Hal Rogers, 'Prince Of Pork,' To Be Appointed GOP Chairman Of House Appropriations Committee

Hal Rogers, 'Prince Of Pork,' To Be Appointed GOP Chairman Of House Appropriations Committee

A Kentucky congressman who has honed his skills at winning pork-barrel projects is in line to head the House committee that will spearhead the Republican drive to trim the fat off federal spending.

Kentucky Republican Hal Rogers campaigned for the chairmanship of the powerful Appropriations Committee by vowing to carry out the GOP's pledge to ban so-called earmarks. The 30-year House veteran also stressed that he was the best man to help the GOP drastically slash federal spending.

ABC News' Jonathan Karl reported on Monday on the prospect of Rogers emerging as the ranking Republican on the committee for the upcoming legislative session:

Roger's has brought so much federal money to his hometown (Somerset, Kentucky; population 11,000) that it is known as Mr. Rogers' Neighborhood. There's a $52 million National Center for Hometown Security. The tiny airport that received $17 million in federal dollars but has so little traffic that the last commercial airline pulled out in February. And then there's the Hal Rogers Parkway, which was formerly known as the Daniel Boone Parkway before being renaming for Kentucky's Prince of Pork.

Most recently, Rogers pushed through a $5 million dollar measure this year for conservation groups that work with endangered wild cats. It just so happens that one of the few groups eligible is the Namibia-based Cheetah Conservation Fund. Who works for them? The Congressman's daughter.

The Louisville Courier-Journal reports:

Rogers secured 137 earmarks worth $251.9 million between 2008 and 2010, according to LegisStorm, a nonpartisan congressional watchdog group. That ranked him 99th among Senate and House members with earmarks.

According to the Kentucky-based outlet, the Tea Party Express endorsed a Republican contender other than Rogers to assume the top appropriations role. The conservative organization reportedly said they wanted a chairman committed "to ending the culture of spending in Washington and bringing back fiscal sanity."

David Wasserman, House editor of the Cook Political Report, a non-partisan organization, suggested to the Courier-Journal that the decision to appoint Rogers to the powerful appropriations post could ruffle feathers within the Tea Party community.

"This selection will expose the fissures in the tea party caucus and the freshman Republican class," he speculated, adding that "there will be plenty of incoming Republicans -- who make up over a third of the Republican conference in the House -- who are displeased."

Rogers issued a statement on his appointment on Tuesday. "I am humbled and thrilled with the steering committee's decision, and look forward to the honor and responsibility of leading the Appropriations Committee next year if the full GOP conference approves the recommendation tomorrow," he said.
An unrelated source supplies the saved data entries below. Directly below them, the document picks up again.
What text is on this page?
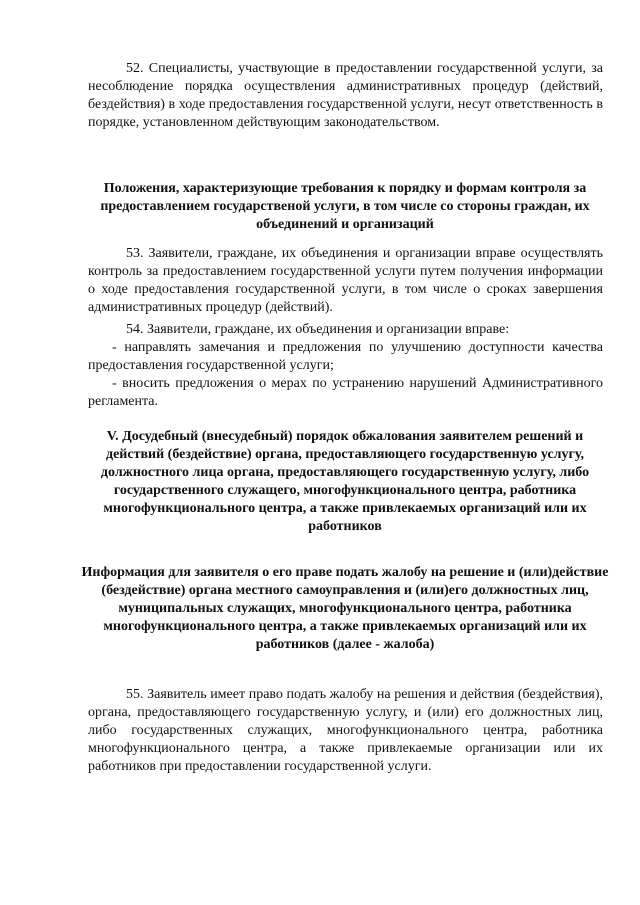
52. Специалисты, участвующие в предоставлении государственной услуги, за несоблюдение порядка осуществления административных процедур (действий, бездействия) в ходе предоставления государственной услуги, несут ответственность в порядке, установленном действующим законодательством.

Положения, характеризующие требования к порядку и формам контроля за предоставлением государственой услуги, в том числе со стороны граждан, их объединений и организаций

53. Заявители, граждане, их объединения и организации вправе осуществлять контроль за предоставлением государственной услуги путем получения информации о ходе предоставления государственной услуги, в том числе о сроках завершения административных процедур (действий).

54. Заявители, граждане, их объединения и организации вправе:

- направлять замечания и предложения по улучшению доступности качества предоставления государственной услуги;

- вносить предложения о мерах по устранению нарушений Административного регламента.

V. Досудебный (внесудебный) порядок обжалования заявителем решений и действий (бездействие) органа, предоставляющего государственную услугу, должностного лица органа, предоставляющего государственную услугу, либо государственного служащего, многофункционального центра, работника многофункционального центра, а также привлекаемых организаций или их работников

Информация для заявителя о его праве подать жалобу на решение и (или)действие (бездействие) органа местного самоуправления и (или)его должностных лиц, муниципальных служащих, многофункционального центра, работника многофункционального центра, а также привлекаемых организаций или их работников (далее - жалоба)

55. Заявитель имеет право подать жалобу на решения и действия (бездействия), органа, предоставляющего государственную услугу, и (или) его должностных лиц, либо государственных служащих, многофункционального центра, работника многофункционального центра, а также привлекаемые организации или их работников при предоставлении государственной услуги.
The New York Times reported on Monday on what coud transpire down the road:

Leading the committee toward a belt-tightening mandate would also mean taking on an entire industry that has been built up around the federal trough, a complex of lobbyists, consultants and corporations that feeds off the competition for dollars and with some regularity produces scandals -- and provides a substantial chunk of the campaign contributions that fuel the American political system.

"It has been a favor factory for years, and now it is going to become a slaughterhouse," said Representative Jeff Flake, an Arizona Republican and longtime antagonist of the Appropriations Committee who on Monday was endorsed by Mr. Boehner to be one of several antispending conservatives to be seated on the panel. "It is going to get ugly."

Rogers was one of some 20 House lawmakers whom the party's steering committee has chosen to chair committees next year when Republicans return to the majority they last held four years ago.